Schnell stellte sich Unruh 1933 auf die veränderten innen- und außenpolitischen Verhältnisse im →Dritten Reich ein. Seine Devise war, den Mennoniten, die noch in Russland verblieben waren, zu helfen. Zu diesem Zweck unterhielt er enge Beziehungen zu nationalsozialistischen Funktionsträgern in der Regierung, vor allem im Auswärtigen Amt und in den Behörden, die Heinrich Himmler unterstanden. Was ihn mit dem Nationalsozialismus verband, war der gemeinsame Kampf gegen den Bolschewismus und die Bereitschaft, den deutschen Volksgenossen im Ausland hilfreich unter die Arme zu greifen. Seine Wirksamkeit während des Dritten Reichs lässt sich mit fünf Stichworten, die immer wieder in seinen offiziellen Berichten zu finden sind, umreißen: Russlandhilfe (oder Pakethilfe), Harbin Transport, Paraguay, Brasilien und Mennonitenheim. Dabei beschränkte sich seine Zusammenarbeit nicht alleine auf mennonitische Organisationen, er arbeitete auch mit einem halben Dutzend deutscher Institutionen zusammen, die unter der Schirmherrschaft des Deutschen Roten Kreuzes in der Organisation „Brüder in Not“ miteinander verbunden waren. Nach den positiven Erfahrungen, die er mit nationalsozialistischen Funktionsträgern im Staat gesammelt hatte – mit Heinrich Himmler traf er sich Silvester 1942 in seinem Sonderzug in Ostpreußen und bei Himmler hat er auch die Erlaubnis für die Mennoniten erwirken können, den Eid verweigern zu dürfen – blieb es nicht aus, dass er sich gegen jede auch nur leise aufkommende Kritik am nationalsozialistischen Regime in den deutschen Mennonitengemeinden wandte und zu einem Befürworter der völkischen Sache unter den Mennoniten in den Kolonien →Paraguays wurde.

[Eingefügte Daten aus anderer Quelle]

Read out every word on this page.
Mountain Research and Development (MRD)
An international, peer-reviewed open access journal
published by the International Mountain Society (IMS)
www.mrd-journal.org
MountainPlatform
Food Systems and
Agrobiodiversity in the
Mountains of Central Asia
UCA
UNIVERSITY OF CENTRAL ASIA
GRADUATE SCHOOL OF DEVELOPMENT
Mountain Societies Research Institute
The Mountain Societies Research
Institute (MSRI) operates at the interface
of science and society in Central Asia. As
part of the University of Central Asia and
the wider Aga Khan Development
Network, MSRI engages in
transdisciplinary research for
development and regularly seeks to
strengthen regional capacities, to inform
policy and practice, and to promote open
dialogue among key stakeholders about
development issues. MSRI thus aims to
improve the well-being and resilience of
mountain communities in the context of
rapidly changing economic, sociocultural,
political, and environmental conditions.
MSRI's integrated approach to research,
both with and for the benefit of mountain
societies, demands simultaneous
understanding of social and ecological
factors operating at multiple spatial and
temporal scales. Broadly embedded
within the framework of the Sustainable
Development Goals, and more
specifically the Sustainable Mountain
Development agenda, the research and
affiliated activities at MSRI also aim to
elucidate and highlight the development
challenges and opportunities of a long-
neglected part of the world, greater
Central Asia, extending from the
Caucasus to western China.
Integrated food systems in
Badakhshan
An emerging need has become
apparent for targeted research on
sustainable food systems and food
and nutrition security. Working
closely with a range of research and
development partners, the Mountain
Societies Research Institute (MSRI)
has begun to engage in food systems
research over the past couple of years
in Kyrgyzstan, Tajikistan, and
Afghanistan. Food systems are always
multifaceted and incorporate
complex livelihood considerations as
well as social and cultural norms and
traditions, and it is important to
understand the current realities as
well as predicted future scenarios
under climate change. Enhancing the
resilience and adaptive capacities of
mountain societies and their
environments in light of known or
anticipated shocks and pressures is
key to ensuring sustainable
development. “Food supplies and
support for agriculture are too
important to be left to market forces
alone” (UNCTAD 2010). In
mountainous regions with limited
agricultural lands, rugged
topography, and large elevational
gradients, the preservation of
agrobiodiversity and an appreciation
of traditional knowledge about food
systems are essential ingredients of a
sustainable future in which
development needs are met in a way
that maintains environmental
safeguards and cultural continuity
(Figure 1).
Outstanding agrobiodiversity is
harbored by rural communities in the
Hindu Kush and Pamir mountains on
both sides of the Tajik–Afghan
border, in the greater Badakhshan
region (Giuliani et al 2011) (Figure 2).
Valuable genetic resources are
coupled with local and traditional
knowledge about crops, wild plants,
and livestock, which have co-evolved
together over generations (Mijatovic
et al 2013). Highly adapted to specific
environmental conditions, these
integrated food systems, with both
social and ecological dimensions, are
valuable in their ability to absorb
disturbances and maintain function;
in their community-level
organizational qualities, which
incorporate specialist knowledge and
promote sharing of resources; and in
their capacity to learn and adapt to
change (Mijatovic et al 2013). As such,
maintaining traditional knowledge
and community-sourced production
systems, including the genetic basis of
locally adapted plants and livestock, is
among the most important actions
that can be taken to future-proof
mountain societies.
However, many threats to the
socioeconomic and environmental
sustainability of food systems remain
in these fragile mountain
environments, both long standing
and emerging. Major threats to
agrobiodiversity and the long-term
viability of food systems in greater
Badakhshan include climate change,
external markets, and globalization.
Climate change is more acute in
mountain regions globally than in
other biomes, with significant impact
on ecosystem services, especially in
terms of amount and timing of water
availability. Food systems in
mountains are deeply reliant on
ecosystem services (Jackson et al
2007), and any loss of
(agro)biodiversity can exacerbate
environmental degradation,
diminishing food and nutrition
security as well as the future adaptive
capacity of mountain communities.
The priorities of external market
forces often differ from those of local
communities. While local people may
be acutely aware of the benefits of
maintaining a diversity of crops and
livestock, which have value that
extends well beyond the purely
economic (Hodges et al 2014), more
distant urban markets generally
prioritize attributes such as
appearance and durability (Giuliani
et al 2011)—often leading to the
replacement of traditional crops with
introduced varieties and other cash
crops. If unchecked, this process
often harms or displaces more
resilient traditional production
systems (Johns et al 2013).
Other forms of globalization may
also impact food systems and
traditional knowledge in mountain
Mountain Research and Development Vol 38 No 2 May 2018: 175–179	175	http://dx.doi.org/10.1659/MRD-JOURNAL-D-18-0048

Schon zwei Monate nach Kriegsende war Benjamin Unruh intensiv damit beschäftigt, Verbindungen mit mennonitischen und lutherischen Kirchenführern aufzunehmen, um bei der Betreuung Tausender von mennonitischen Flüchtlingen aus Russland und Westpreußen mitzuhelfen, die über das gesamte vom Krieg zerrissene Europa verstreut waren. Noch immer war er der offizielle Vertreter der Heimatsiedlungen und Heimatgemeinden in Russland und der offizielle europäische Repräsentant des Canadian Mennonite Board of Colonization sowie des nordamerikanischen →Mennonite Central Committee (MCC). Schnell war es jedoch zu Meinungsverschiedenheiten mit dem MCC gekommen. Einige nordamerikanische Vertreter des MCC begannen, Unruhs Verhältnis zum NS-Regime während des Dritten Reiches ernsthaft zu hinterfragen und ihn als mögliche Belastung für das MCC bei den Verhandlungen mit den englischen und amerikanischen Besatzungsbehörden zu empfinden. Bei einer Zusammenkunft von deutschen Kirchenführern und MCC-Vertretern im November 1947 auf dem Thomashof wurde Harold S.→Bender die unangenehme Aufgabe übertragen, Benjamin Unruh dazu zu bewegen, ein kleines Ruhegehalt vom MCC anzunehmen und als Gegenleistung von ihm zu verlangen, sich von allen Tätigkeiten für das MCC zurückzuziehen. Bender unterbreitete Unruh den Plan als Möglichkeit, sich künftig voll und ganz seiner Tätigkeit als Schriftsteller und Wissenschaftler widmen zu können. Doch Unruh lehnte mit aller Entschiedenheit ab. Schließlich ignorierten die Vertreter des MCC Unruh einfach und gingen zur Tagesordnung über.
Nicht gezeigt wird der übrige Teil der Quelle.